WavAugment_walkthrough.ipynb (open in colab) provides a succint walkthrough tutorial, showing how effects can be applied on a piece of speech (recorded over the mic or pre-recorded).
The script process_file.py gives a taste on how different compositions of speech augmentation techniques sound like, by allowing to augment single files. It suppors a few randomized data augmentations: pitch, reverberation, temporal masking, band rejection, and clipping.
A typical usage is:
python process_file.py --input_file=./tests/test.wav \
--output_file=augmented.wav \
--chain=pitch,reverb,time_drop \
--pitch_shift_max=500 \
--t_ms=100
where --chain
specifies a list of augmentations applied sequentially, left-to-right; t_ms
and pitch_shift_max
specify parameters of the augmentations. augmented.wav
would contain the randomly augmented sound.
In librispeech_selfsupervised.py we use WavAugment in a way that can be used for self-supervised learning.
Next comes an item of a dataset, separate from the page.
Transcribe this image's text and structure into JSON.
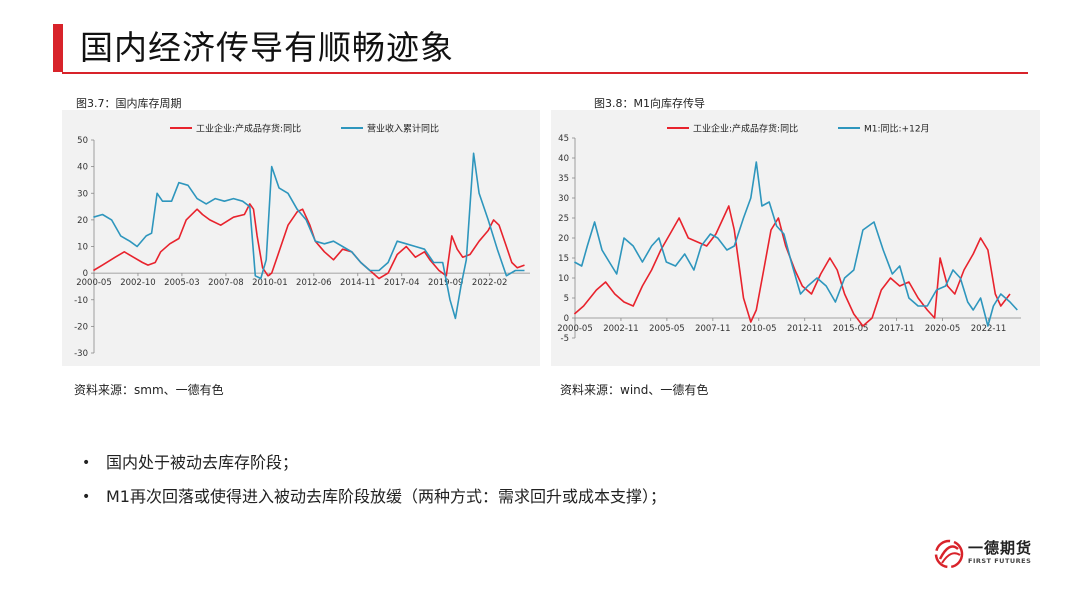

We define a dataset that iterates over Librispeech data, reads a (randomly shifted) sequence of pre-defined length from each file and returns two copies of it, independently augmented in different ways. This example does not learns a model, only measures the dataset reading time.
The code is thoroughly documented. This command will download dev-clean
in the ./data
directory (if needed), iterate over it,
extracting sequences of 1 second length. The batches of size 32 would be prepared by 8 DataLoader workers.
python librispeech_selfsupervised.py --data=./data --subset=dev-clean --sequence_length_seconds=1 --n_workers=8 --download --batch_size=8
Iterating over Librispeech train-clean-100 (100 hours of audio) with 16 workers takes 2 seconds without any data augmentation. With WavAugment data augmentation it takes around 5 seconds (on a solid server).